For a particular window of \(L=[50,300]\), \(\mathcal {F}=[50,150]\), and \(\alpha =[0.50,1]\), the accuracy of our method are found to be \((84.36\pm 4.28)\%\), \((83.42\pm 3.15)\%\), and \((84.8\pm 2.91)\%\) for GFP-RY, GFP-SW, and GFP-MK, respectively. So it can be noticed that the proposed technique is very sensitive to the parameter values.

To derive the phylogenetic relationships among the selected classes, we consider all (here five) representatives of each class. We apply our proposed distance measure to derive the pairwise distances followed by the UPGMA. For a given value of L, \(\mathcal {F}\), and \(\alpha \) the trees are generated for three different cases (GFP-RY, GFP-SW, and GFP-MK). It is observed that for both GFP-RY, GFP-SW, and GFP-MK all the representatives of a particular class placed under a same clade. It is also observed that the interclass relationships of the three trees carry the same topology (Fig. 2) which shows that the GRAFree is robust in deriving the phylogeny among different classes.

3.3 Complexity Analysis

We have derived both time and space complexities of GRAFree and the other reference methods. It is found that the GRAFree is most time and space economic method among all the reference methods (refer to Table 2). It can also be noticed that the execution time of GRAFree is less than all the other methods (Fig. 3)

Table 2. Time and space complexity to compute distance between two sequences
Fig. 3.
figure 3

The execution time for different methods. All the methods are executed in the same system. System configuration: 16 GB RAM, Intel Core i5 processor.

4 Conclusion

We have proposed a \(5\mathcal {F}\)-dimensional feature space and a new metric for classifying the species using large scale genomic features in the method GRAFree. GRAFree uses the graphical representation of the genome. In this study we have selected three graphical representations of a genome considering residues independently.
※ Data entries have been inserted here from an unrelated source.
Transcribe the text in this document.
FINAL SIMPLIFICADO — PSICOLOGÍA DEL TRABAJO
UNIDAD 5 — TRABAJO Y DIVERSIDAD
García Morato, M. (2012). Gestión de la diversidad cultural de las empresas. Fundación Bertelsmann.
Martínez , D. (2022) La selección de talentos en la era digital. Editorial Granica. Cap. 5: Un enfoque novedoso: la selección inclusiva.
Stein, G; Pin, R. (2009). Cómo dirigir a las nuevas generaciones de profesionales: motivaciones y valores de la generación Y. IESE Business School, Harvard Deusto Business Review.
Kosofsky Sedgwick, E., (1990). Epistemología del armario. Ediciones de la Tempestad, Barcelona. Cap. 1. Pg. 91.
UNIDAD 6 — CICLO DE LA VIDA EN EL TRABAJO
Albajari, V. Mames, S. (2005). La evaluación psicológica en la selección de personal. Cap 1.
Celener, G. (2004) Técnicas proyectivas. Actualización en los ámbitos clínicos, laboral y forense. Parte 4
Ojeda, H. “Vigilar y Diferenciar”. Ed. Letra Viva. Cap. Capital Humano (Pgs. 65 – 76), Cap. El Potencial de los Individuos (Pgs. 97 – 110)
This method can classify the species based on their class (taxonomy rank). The selection of the value of the parameters used in the GRAfree needs further study. We observe presence of evolutionary traits among the selected classes in the proposed feature descriptor extracted from the whole mitochondrial sequences. These exhibit the effectiveness of the proposed feature representation along with the metric for measuring the pairwise distances of species.